Customer withT120 is having a problem. Despite both 930 carbs having the same settings one cylinder runs perfectly with a nice cookie brown plug reading and the other plug reads horribly while and lean and that side is running very hot. Recently rebuilt motor so it seems the air to gas mixture (ideally 13:1 approx.)on the problem side is way out of wack. Too much air or not enough gas.
Just like most of us do when we want to find something out or have a problem – we Google it. The advice he came up with is that the problem is a blocked pilot jet and he should run a drill through it!
Here’s the thing – for anything above 1/16th throttle opening the pilot jet doesn’t affect anything very much. The mixture is controlled by a combination of throttle cut away (the number is the height of the bridge in 1/16th’s of an inch – ie no 3 slide = 3/16″), the tapered needle passing through the needle jet, and the main jet.
If the needle jet is blocked (very common if gas has been left in the carb for an extended period) it is easy to tell – turning in and out the pilot screw won’t make any difference to the way the bike runs.

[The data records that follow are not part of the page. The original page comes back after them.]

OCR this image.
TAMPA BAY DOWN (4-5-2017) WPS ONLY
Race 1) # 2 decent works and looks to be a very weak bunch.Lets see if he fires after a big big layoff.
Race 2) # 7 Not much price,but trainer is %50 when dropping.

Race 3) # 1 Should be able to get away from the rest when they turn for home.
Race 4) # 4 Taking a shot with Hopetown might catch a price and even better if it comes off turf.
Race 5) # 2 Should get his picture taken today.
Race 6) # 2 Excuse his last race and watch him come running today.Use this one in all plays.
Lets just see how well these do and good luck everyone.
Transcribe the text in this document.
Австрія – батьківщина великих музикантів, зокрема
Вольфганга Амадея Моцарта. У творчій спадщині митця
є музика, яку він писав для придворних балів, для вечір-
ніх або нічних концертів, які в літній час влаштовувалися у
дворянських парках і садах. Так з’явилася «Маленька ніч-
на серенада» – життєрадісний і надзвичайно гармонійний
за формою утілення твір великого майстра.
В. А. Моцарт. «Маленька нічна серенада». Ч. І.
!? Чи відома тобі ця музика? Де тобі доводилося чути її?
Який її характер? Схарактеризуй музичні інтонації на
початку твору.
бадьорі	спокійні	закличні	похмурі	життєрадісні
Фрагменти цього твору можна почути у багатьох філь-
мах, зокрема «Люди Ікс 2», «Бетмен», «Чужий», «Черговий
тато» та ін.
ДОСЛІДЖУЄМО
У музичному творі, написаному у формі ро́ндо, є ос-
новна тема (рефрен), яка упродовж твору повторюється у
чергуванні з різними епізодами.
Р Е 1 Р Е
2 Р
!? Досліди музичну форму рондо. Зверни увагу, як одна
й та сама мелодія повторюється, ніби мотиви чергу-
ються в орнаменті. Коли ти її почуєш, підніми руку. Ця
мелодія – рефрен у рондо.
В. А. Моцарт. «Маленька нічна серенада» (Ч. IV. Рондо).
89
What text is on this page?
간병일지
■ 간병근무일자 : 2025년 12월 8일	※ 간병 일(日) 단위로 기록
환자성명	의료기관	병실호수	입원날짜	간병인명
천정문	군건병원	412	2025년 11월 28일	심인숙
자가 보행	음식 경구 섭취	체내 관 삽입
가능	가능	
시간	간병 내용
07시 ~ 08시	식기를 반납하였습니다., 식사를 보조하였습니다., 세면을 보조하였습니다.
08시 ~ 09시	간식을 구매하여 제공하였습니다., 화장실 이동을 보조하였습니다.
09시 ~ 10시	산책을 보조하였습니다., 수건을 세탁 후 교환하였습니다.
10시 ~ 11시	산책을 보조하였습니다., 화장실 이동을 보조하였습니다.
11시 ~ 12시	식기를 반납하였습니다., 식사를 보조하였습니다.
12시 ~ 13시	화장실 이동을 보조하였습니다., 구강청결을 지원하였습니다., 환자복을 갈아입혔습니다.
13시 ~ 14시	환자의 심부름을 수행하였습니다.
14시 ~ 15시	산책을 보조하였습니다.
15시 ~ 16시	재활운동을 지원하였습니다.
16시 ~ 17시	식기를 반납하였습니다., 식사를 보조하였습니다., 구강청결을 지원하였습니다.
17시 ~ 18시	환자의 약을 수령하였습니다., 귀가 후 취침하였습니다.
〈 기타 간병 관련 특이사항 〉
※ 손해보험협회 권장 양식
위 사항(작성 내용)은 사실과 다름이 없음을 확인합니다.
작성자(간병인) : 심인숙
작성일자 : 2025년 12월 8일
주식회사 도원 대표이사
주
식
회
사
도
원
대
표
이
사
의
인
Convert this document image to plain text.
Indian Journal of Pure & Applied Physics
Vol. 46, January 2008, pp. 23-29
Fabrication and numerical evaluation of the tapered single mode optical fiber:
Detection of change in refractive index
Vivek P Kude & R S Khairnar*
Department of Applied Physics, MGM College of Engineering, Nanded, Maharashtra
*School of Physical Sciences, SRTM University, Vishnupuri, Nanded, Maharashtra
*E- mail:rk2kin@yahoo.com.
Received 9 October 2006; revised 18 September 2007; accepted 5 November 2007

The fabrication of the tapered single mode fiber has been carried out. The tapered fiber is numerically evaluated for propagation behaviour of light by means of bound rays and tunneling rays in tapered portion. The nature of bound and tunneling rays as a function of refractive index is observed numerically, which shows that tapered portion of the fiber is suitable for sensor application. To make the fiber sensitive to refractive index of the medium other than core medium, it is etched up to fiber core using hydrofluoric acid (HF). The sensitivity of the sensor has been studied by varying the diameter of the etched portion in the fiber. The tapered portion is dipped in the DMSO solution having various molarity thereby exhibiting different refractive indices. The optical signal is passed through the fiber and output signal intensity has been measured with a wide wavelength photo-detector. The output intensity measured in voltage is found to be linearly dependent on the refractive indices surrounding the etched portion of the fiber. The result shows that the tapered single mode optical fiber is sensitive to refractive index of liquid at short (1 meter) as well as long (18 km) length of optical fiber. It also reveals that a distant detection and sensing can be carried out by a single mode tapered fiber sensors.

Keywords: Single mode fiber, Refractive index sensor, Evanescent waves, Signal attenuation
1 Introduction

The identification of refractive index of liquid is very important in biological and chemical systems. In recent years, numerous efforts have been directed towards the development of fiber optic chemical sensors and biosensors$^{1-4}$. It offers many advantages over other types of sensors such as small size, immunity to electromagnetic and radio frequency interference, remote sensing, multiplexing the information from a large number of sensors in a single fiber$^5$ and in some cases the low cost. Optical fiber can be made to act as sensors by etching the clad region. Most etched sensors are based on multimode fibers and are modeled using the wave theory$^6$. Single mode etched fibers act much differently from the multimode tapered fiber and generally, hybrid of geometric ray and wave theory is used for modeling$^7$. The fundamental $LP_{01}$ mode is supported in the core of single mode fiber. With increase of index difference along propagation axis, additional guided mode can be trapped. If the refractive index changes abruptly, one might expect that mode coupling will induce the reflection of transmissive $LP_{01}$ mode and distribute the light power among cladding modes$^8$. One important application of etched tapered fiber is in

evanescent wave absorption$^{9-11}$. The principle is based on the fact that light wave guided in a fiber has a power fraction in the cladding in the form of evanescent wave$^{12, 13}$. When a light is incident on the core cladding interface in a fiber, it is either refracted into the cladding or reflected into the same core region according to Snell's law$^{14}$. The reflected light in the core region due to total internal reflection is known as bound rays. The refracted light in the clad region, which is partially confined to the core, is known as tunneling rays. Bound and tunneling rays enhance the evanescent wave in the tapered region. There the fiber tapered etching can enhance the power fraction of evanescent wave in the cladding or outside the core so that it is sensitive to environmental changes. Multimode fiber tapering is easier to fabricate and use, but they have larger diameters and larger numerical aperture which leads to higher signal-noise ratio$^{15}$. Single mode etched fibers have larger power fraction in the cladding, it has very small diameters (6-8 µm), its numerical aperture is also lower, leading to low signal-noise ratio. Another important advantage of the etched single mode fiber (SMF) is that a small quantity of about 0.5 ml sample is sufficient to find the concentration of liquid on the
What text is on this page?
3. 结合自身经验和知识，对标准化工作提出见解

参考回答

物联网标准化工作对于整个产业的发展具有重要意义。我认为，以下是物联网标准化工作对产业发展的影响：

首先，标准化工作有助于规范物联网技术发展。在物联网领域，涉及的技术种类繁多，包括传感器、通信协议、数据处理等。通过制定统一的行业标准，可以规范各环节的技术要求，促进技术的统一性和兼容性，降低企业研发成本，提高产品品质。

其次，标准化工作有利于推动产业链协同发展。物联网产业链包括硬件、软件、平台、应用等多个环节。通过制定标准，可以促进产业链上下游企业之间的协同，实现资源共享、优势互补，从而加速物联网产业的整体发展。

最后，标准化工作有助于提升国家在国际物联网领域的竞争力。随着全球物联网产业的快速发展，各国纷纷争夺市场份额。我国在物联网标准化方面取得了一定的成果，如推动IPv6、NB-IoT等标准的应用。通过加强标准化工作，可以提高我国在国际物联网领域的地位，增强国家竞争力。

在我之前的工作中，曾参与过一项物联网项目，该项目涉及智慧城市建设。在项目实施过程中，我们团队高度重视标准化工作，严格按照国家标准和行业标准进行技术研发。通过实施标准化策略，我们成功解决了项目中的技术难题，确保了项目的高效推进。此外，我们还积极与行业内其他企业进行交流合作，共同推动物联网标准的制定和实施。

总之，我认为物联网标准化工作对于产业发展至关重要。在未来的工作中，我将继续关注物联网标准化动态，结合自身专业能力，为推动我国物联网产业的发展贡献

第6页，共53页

And flooding needed to get it started. Hold the carb body with your thumb over the air hole at the back, index finger over the 2 little holes at the front of the slide and blast a shot of WD 40 using the red “straw” down the pilot adjuster hole. Gas should squirt out of the pick up hole in the bottom of the body. Good luck if it is blocked. Even if you poke something through the jet (not advisable) to clear it you can be sure there is more sludge in that passage which will block it again. At least the new carbs now have a clean out plug.
Back to my customer’s problem – if there are no air leaks in the inlet passage downstream of the carb, I would assume he either has a worn slide allowing air to come around the sides, an obstruction to the gas flow or perhaps wrong float height. The latter is less likely and not as much of a problem as with Mikuni VM’s which I have found to be incredibly sensitive to float height setting.
A customer asked last week what sealant he should use when fitting Norton head gaskets so I took the opportunity to ask some guys who build a lot of motors.
As has been my experience everyone I asked fits copper gasket dry. I always annealed them which I thought might have been overkill even with a new gasket however Les Emery, who worked a lot with copper and brass in his previous life at Lucas, recommends annealing new and used ones and fitting them within 20 minutes.
With the Norton motor it doesn’t hurt to put a thin ring of silicone around the push rod and oil return tunnels in the head and barrel.
With composite gaskets, if they have a copper flame ring they can be fitted dry but if it is steel you should use silicone RTV or similar.
If you feel happier using a sealant, Les uses FIXTPRO engineering grade silicone which he just dabs on with his fingers.
I always used to torque the head down and run the bike for 5o miles or so then torque it again and do the same thing at 500 miles, each time checking the tappet adjustment. This procedure is more necessary with composite gaskets which are more likely that copper to compress in use.
I’ve had some good feedback on this subject and have spoken at length with four customers who ride big mileages on classic British bikes. By far the most popular oil is 20-50 Castrol GP motorcycle oil. Two guys reported over 30,000 miles with minimal engine wear.
My friend Gil Yarrow in BC rides huge mileages on his 750 Commando and swears by a bland of 90% 20-50 GP and 10% Lucas heavy duty oil stabilizer. This he recommends for all bikes apart from late model Triumphs because the additive would not be very clutch friendly.
A couple of guys mentioned Shell Rotella T-Triple 15-40 and one engineer customer swears by 20-50 Spectro 4, which by its ads claims to have the highest content of anti wear additives.